The book 5 Practices for Orchestrating Productive Mathematics Discussions (2011) details five practices for planning and facilitating lessons that are rooted in student thinking and discussion:

  • Anticipating what strategies students will use when solving problems
  • Monitoring student work in class to survey different strategies and approaches
  • Selecting students to present their strategies to the class
  • Sequencing student presentations to maximize the overall learning of the class
  • Connecting student strategies and ideas to strengthen the learning of the mathematics

The 5 Practices approach could be used both as a lesson planning guide and an instructional model.

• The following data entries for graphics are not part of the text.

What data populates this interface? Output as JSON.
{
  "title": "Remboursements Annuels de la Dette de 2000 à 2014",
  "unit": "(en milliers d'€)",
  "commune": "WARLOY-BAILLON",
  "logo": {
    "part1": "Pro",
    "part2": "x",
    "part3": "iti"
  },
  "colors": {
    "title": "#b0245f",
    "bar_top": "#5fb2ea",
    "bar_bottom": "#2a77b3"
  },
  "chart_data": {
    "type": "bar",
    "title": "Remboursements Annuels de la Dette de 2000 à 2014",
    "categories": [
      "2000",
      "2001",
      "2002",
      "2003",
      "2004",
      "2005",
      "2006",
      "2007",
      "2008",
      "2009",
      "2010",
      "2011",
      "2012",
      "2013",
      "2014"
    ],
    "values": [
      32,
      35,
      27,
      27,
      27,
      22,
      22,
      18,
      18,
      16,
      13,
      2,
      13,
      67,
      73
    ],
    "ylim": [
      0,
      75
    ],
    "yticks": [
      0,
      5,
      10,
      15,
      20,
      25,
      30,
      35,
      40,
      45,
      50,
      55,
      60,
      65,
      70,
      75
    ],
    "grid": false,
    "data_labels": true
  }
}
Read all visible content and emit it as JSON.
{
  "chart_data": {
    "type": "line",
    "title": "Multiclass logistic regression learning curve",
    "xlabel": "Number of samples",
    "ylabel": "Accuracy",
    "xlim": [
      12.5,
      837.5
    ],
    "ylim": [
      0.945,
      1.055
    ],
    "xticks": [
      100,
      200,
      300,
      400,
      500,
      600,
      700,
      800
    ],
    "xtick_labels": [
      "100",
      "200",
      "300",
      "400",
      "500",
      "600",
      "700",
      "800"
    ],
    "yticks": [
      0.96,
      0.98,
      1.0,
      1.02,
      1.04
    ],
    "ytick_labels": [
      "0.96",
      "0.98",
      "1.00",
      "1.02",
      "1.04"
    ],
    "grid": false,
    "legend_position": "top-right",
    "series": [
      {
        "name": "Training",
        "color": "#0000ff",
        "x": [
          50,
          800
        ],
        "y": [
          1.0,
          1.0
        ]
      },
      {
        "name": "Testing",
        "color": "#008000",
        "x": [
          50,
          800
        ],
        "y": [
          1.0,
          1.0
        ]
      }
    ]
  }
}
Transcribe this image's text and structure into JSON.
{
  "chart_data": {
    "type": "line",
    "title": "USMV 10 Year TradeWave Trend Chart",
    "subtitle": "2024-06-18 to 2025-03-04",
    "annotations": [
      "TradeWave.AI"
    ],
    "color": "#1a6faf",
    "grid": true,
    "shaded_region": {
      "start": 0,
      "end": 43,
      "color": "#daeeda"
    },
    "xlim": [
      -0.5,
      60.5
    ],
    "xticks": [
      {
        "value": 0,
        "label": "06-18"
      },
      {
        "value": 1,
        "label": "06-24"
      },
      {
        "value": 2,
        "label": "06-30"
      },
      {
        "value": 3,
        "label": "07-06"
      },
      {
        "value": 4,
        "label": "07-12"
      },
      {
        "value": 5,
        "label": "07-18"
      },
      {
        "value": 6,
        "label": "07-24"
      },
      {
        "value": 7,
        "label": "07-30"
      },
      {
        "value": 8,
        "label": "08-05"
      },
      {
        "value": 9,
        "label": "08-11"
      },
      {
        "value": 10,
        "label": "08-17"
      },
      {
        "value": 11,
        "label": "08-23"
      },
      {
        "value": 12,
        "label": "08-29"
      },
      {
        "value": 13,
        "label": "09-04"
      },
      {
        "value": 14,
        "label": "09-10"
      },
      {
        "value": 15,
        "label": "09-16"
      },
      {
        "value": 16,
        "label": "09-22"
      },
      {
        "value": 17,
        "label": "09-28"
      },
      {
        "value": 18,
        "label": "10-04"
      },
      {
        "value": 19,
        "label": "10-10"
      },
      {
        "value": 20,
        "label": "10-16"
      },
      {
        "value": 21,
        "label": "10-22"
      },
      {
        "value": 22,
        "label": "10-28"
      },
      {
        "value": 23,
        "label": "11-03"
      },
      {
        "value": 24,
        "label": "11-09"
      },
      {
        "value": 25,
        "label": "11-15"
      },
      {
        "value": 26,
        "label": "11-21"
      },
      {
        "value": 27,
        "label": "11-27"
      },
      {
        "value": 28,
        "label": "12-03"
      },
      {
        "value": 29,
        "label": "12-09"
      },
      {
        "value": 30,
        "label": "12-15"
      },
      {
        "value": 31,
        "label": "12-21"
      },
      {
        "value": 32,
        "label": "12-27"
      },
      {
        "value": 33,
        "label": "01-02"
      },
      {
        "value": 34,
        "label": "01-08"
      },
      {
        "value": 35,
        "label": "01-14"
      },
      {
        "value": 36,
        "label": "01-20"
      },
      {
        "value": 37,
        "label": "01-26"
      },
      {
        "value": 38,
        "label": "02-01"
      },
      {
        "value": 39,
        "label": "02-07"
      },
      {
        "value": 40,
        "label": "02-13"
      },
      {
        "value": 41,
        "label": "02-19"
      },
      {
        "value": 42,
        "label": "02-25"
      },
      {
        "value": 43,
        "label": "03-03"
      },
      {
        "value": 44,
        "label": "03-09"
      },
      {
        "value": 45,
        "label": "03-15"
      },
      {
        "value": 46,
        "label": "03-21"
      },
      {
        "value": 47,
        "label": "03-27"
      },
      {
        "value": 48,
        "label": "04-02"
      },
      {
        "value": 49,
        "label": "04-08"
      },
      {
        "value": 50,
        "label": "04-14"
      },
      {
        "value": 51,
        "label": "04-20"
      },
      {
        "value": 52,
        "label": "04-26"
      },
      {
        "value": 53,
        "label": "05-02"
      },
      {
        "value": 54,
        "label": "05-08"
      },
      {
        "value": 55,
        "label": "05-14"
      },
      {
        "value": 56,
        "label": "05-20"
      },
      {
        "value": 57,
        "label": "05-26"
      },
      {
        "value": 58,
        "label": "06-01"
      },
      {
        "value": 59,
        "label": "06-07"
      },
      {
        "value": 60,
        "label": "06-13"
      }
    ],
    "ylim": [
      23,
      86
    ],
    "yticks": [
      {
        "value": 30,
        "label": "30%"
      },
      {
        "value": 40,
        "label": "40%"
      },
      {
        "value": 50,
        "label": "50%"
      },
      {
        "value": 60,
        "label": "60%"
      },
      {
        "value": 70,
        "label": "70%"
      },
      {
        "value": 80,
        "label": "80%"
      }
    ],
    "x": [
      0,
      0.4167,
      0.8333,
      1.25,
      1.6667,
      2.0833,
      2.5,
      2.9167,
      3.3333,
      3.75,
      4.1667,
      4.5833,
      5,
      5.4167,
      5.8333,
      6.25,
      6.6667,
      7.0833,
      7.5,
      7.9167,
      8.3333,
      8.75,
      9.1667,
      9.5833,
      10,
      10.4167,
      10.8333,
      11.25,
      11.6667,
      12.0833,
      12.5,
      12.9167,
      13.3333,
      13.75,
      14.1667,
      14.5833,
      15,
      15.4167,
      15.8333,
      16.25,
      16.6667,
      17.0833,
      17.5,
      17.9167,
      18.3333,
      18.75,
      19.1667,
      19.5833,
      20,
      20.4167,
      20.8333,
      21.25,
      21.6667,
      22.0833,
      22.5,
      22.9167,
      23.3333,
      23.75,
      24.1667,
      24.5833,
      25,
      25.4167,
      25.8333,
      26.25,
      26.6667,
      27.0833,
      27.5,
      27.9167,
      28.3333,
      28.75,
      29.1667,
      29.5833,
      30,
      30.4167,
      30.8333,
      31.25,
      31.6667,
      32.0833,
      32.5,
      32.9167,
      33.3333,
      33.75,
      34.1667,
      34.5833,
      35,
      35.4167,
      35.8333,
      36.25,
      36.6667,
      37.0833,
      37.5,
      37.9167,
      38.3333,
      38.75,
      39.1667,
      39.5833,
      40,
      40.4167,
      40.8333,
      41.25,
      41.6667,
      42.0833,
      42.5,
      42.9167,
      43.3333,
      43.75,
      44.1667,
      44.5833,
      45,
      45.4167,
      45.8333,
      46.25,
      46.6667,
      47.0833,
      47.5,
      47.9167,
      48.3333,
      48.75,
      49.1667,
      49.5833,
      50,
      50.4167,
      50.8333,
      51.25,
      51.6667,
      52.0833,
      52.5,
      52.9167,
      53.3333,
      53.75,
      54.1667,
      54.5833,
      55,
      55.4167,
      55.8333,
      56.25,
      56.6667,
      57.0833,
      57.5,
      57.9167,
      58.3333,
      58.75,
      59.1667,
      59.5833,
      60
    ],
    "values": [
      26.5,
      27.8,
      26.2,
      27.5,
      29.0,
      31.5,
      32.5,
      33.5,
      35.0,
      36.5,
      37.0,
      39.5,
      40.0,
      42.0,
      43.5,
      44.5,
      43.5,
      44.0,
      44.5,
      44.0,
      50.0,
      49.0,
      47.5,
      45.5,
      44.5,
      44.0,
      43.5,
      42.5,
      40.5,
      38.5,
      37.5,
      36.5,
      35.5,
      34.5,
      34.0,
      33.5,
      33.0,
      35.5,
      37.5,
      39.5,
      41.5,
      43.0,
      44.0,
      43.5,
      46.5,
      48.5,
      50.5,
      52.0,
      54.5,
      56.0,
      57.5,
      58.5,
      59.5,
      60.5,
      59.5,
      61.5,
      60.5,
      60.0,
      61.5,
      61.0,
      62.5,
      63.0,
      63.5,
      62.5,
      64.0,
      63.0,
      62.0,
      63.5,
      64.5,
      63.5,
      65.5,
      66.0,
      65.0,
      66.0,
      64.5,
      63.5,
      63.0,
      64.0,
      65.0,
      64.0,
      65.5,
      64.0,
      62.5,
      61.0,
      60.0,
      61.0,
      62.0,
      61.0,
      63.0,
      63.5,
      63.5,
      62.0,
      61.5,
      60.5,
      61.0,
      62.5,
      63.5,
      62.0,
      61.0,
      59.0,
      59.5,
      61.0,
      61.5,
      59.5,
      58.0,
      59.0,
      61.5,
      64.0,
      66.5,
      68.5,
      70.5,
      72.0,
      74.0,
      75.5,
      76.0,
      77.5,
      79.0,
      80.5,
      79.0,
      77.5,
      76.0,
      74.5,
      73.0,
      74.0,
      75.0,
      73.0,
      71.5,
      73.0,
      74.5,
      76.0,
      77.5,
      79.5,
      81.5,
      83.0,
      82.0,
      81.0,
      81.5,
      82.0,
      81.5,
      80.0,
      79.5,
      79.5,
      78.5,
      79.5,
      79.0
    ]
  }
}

The anticipating practice is the one most focused on lesson planning, but the philosophy of the book overall will help strengthen teachers' lesson planning.

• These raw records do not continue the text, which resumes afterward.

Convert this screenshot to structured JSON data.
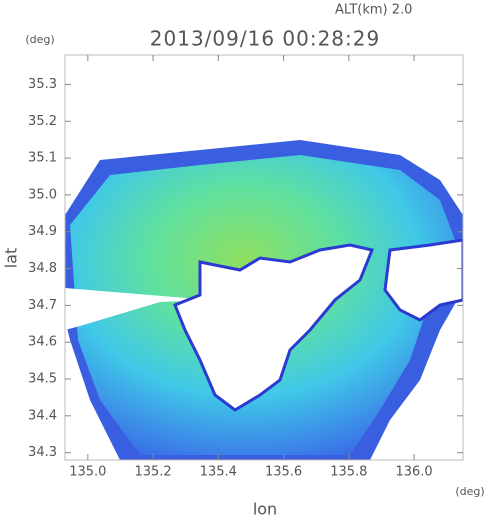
{
  "chart_data": {
    "type": "radar-map",
    "altitude": "ALT(km) 2.0",
    "title": "2013/09/16 00:28:29",
    "ylabel": "lat",
    "yunit": "(deg)",
    "xlabel": "lon",
    "xunit": "(deg)",
    "xlim": [
      134.93,
      136.15
    ],
    "ylim": [
      34.28,
      35.38
    ],
    "xticks": [
      {
        "value": 135,
        "label": "135.0"
      },
      135.2,
      135.4,
      135.6,
      135.8,
      {
        "value": 136,
        "label": "136.0"
      }
    ],
    "yticks": [
      34.3,
      34.4,
      34.5,
      34.6,
      34.7,
      34.8,
      34.9,
      {
        "value": 35,
        "label": "35.0"
      },
      35.1,
      35.2,
      35.3
    ]
  }
}
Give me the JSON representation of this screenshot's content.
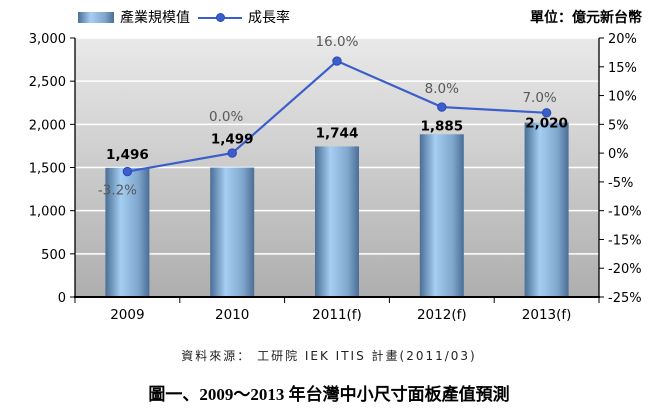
{
  "header": {
    "unit_label": "單位：億元新台幣"
  },
  "legend": [
    {
      "label": "產業規模值",
      "type": "bar"
    },
    {
      "label": "成長率",
      "type": "line"
    }
  ],
  "footer": {
    "source": "資料來源： 工研院 IEK ITIS 計畫(2011/03)",
    "caption": "圖一、2009～2013 年台灣中小尺寸面板產值預測"
  },
  "chart_data": {
    "type": "bar",
    "subtype": "bar-line-combo",
    "title": "圖一、2009～2013 年台灣中小尺寸面板產值預測",
    "categories": [
      "2009",
      "2010",
      "2011(f)",
      "2012(f)",
      "2013(f)"
    ],
    "series": [
      {
        "name": "產業規模值",
        "type": "bar",
        "axis": "left",
        "values": [
          1496,
          1499,
          1744,
          1885,
          2020
        ],
        "labels": [
          "1,496",
          "1,499",
          "1,744",
          "1,885",
          "2,020"
        ]
      },
      {
        "name": "成長率",
        "type": "line",
        "axis": "right",
        "values_pct": [
          -3.2,
          0.0,
          16.0,
          8.0,
          7.0
        ],
        "labels": [
          "-3.2%",
          "0.0%",
          "16.0%",
          "8.0%",
          "7.0%"
        ]
      }
    ],
    "left_axis": {
      "min": 0,
      "max": 3000,
      "step": 500,
      "ticks": [
        "0",
        "500",
        "1,000",
        "1,500",
        "2,000",
        "2,500",
        "3,000"
      ]
    },
    "right_axis": {
      "min": -25,
      "max": 20,
      "step": 5,
      "ticks": [
        "-25%",
        "-20%",
        "-15%",
        "-10%",
        "-5%",
        "0%",
        "5%",
        "10%",
        "15%",
        "20%"
      ]
    },
    "colors": {
      "bar_dark": "#4a6e96",
      "bar_light": "#a6cef2",
      "bar_mid": "#7fa6cd",
      "line": "#3a5ecc",
      "marker_stroke": "#2a49b0",
      "plot_top": "#e9e9e9",
      "plot_bottom": "#aeaeae",
      "grid": "#ffffff",
      "axis": "#000000",
      "growth_label": "#595959"
    },
    "layout": {
      "grid": true,
      "legend_position": "top-left",
      "unit_position": "top-right",
      "value_label_dy": [
        -9,
        -24,
        -9,
        -4,
        5
      ],
      "growth_label_dx": [
        -10,
        -6,
        0,
        0,
        -7
      ],
      "growth_label_dy": [
        23,
        -32,
        -15,
        -14,
        -11
      ]
    }
  }
}
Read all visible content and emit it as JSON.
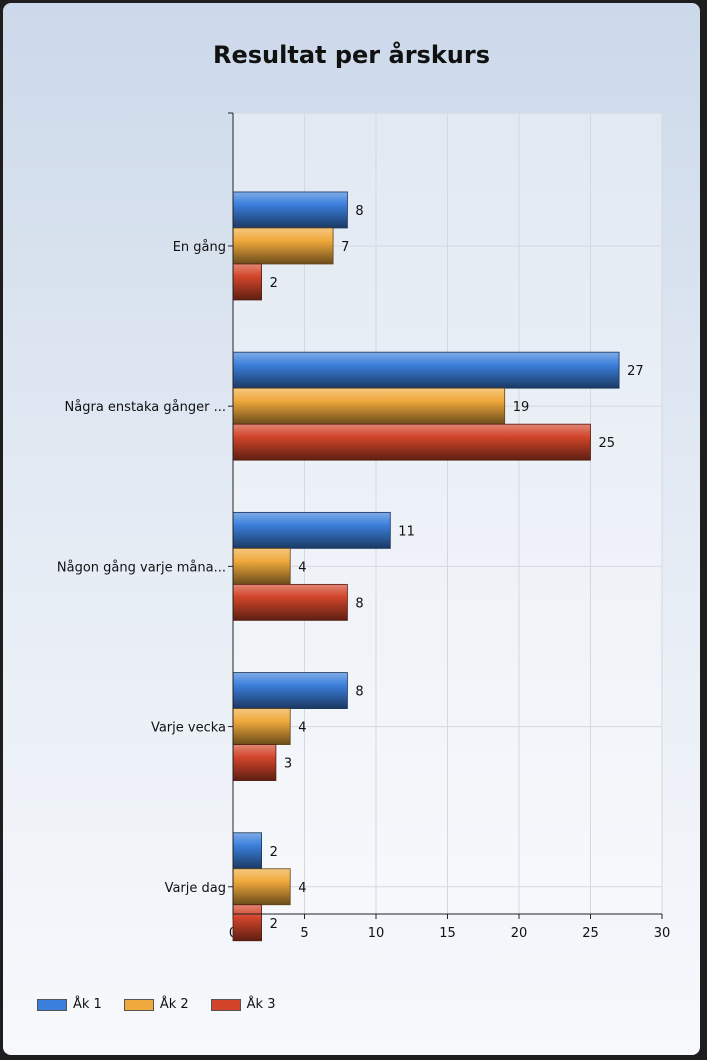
{
  "chart_data": {
    "type": "bar",
    "orientation": "horizontal",
    "title": "Resultat per årskurs",
    "categories": [
      "En gång",
      "Några enstaka gånger ...",
      "Någon gång varje måna...",
      "Varje vecka",
      "Varje dag"
    ],
    "series": [
      {
        "name": "Åk 1",
        "color": "#3b7fdc",
        "values": [
          8,
          27,
          11,
          8,
          2
        ]
      },
      {
        "name": "Åk 2",
        "color": "#f0a93c",
        "values": [
          7,
          19,
          4,
          4,
          4
        ]
      },
      {
        "name": "Åk 3",
        "color": "#d2452a",
        "values": [
          2,
          25,
          8,
          3,
          2
        ]
      }
    ],
    "xlim": [
      0,
      30
    ],
    "xticks": [
      0,
      5,
      10,
      15,
      20,
      25,
      30
    ],
    "grid": true,
    "legend_position": "bottom-left"
  }
}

Thinking Through a Lesson Protocol

Authors: Margaret (Peg) Smith, Victoria Bill, and Elizabeth Hughes, University of Pittsburgh

The article "Thinking Through a Lesson: Successfully Implementing High-Level Tasks" (2008) was published in Mathematics Teaching in the Middle School and is a still-useful predecessor to the 5 Practices book. Like 5 Practices, the Thinking Through a Lesson Protocol (TTLP) is both a useful planning guide as well as an instructional model. To help teachers plan and enact lessons, the TTLP offers a series of guiding questions organized in three parts:

  • Part 1: Selecting and Setting Up a Mathematical Task
  • Part 2: Supporting Students' Exploration of the Task
  • Part 3: Sharing and Discussing the Task

NCTM members can also access a professional development guide for the Thinking Through a Lesson article, which offers a structure and set of questions for an activity with teachers who have read the article.

If you are not an MTMS subscriber, the article may be found elsewhere on the web and Elizabeth Hughes has posted a pre-print version of the article on ResearchGate. The TTLP is also described in Chapter 11 of the book Implementing Standards-Based Instruction: A Casebook for Professional Development (2nd ed.) by Stein, Smith, Henningsen, and Silver (2009).

Achieve the Core Lesson Planning Tool

Authors: Student Achievement Partners

The Achieve the Core Lesson Planning Tool from Student Achievement Partners is a digital and interactive lesson planning tool. The Lesson Planning Tool is particularly helpful in ensuring that lessons are aligned to the Common Core State Standards and that they embody the three Common Core Shifts:

  • Focus strongly where the Standards focus
  • Coherencethink across grades, and link to major topics within grades
  • Rigor: in major topics pursue:
    • conceptual understanding,
    • procedural skill and fluency, and
    • application with equal intensity.

The Lesson Planning Tool automatically saves lessons as you plan them and offers tools for sharing lessons with others.